Full Report
A China-linked advanced persistent threat actor tracked as UAT-9244 has been targeting telecommunication service providers in South America since 2024, compromising Windows, Linux, and network-edge devices. [...]
Analysis Summary
# Threat Actor: UAT-9244
## Attribution & Identity
* **Identification:** UAT-9244 is a China-linked Advanced Persistent Threat (APT) actor.
* **Aliases/Associations:**
* Closely associated with **FamousSparrow** and **Tropic Trooper** based on shared tooling, TTPs, and victimology.
* Shares a similar target profile (telecoms) with **Salt Typhoon**, though a direct connection has not been definitively established.
* **Origin:** Attributed to China, supported by the presence of Simplified Chinese debug strings found in the instrumentor binary.
## Activity Summary
Since 2024, UAT-9244 has been conducting a sophisticated campaign targeting telecommunication service providers in South America. The actor utilizes a custom malware toolkit—including Windows backdoors, Linux peer-to-peer (P2P) malware, and distributed scanning tools—to compromise Windows systems, Linux servers, and network-edge devices.
## Tactics, Techniques & Procedures
* **Execution & Injection:**
* **DLL Side-Loading:** Uses legitimate executables (e.g., *wsprint.exe*) to load malicious code from *BugSplatRc64.dll*.
* **Process Injection:** Injects payloads into *msiexec.exe*.
* **Persistence:**
* Scheduled tasks (often hidden via registry modifications).
* Windows Registry modifications.
* **Evasion & Stealth:**
* Renaming malicious processes to mimic legitimate system files.
* Memory-only execution of decrypted payloads.
* Use of a Windows driver (*WSPrint.sys*) to manipulate (terminate/suspend) security or system processes.
* **Command & Control:**
* Use of the BitTorrent protocol for P2P communication (PeerTime).
* **Lateral Movement & Discovery:**
* Brute-force attacks against SSH, Postgres, and Tomcat.
* Creation of Operational Relay Box (ORB) networks using compromised devices to mask scanning activity.
## Targeting
* **Sectors:** Telecommunications.
* **Geography:** South America.
* **Victims:** Telecommunication service providers; specifically targets Windows, Linux, and embedded/network-edge architectures (ARM, AARCH, PPC, MIPS).
## Tools & Infrastructure
* **Malware Families:**
* **TernDoor:** A Windows backdoor capable of remote shell execution, file manipulation, and system information collection.

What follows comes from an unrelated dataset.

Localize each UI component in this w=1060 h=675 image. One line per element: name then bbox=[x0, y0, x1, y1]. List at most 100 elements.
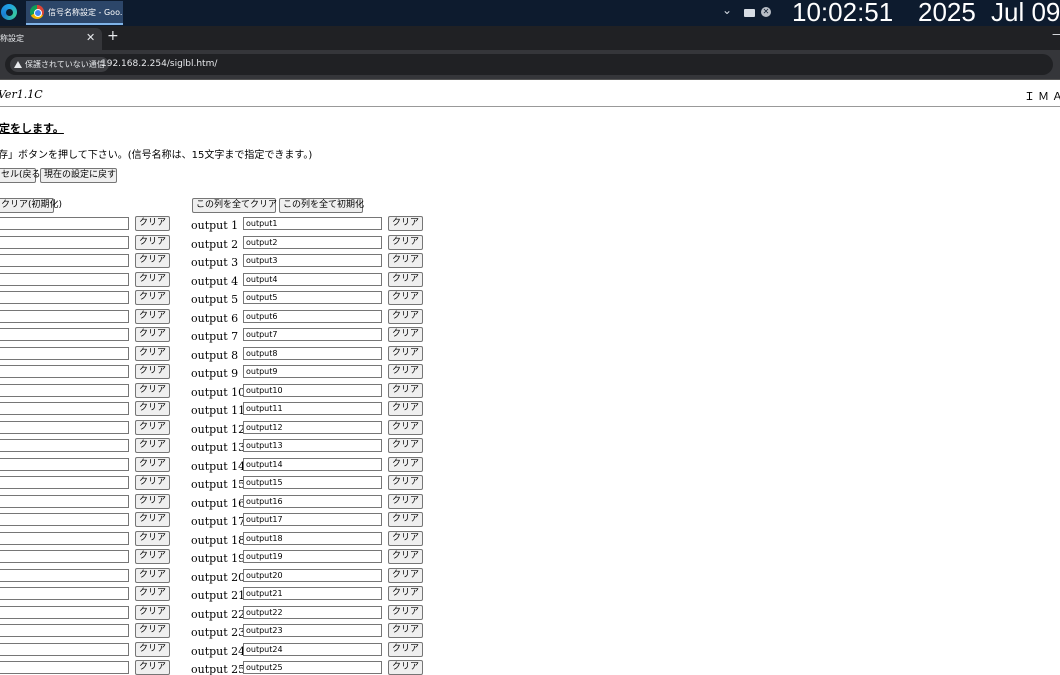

* **PeerTime:** A P2P Linux backdoor (variants in C/C++ and Rust) using BitTorrent for C2; targets multiple architectures to compromise routers and edge devices.
* **BruteEntry:** A Go-based scanner and instrumentor used to turn devices into ORBs and conduct brute-force attacks.
* **Infrastructure:**
* **C2:** Distributed P2P network (BitTorrent).
* **Operational Relay Boxes (ORBs):** Uses compromised victim infrastructure to conduct further scanning and attacks.
* **Defanged Indicators:**
* Files: *wsprint[.]exe*, *BugSplatRc64[.]dll*, *WSPrint[.]sys*
## Implications
UAT-9244 demonstrates a high level of technical proficiency by developing cross-platform malware capable of running on various hardware architectures common in telecom environments. The use of P2P protocols for C2 and the conversion of victim hardware into ORBs complicates traditional perimeter defense and attribution, suggesting a long-term strategic interest in South American communications infrastructure for intelligence collection or disruption.
## Mitigations
* **Edge Device Monitoring:** Implement rigorous monitoring of network-edge devices (routers, switches) for unauthorized binary execution or process renaming.
* **DLL Side-Loading Prevention:** Use application whitelisting and monitor for unusual DLLs being loaded by legitimate system executables like *wsprint.exe*.
* **Traffic Analysis:** Inspect network traffic for BitTorrent protocol usage originating from critical servers or network infrastructure, which may indicate PeerTime C2 activity.
* **Account Security:** Enforce strong password policies and multi-factor authentication (MFA) to defend against the brute-force capabilities of BruteEntry (SSH, Postgres, Tomcat).
* **Log Auditing:** Monitor Windows Registry and Scheduled Tasks for "hidden" entries or modifications used for persistence.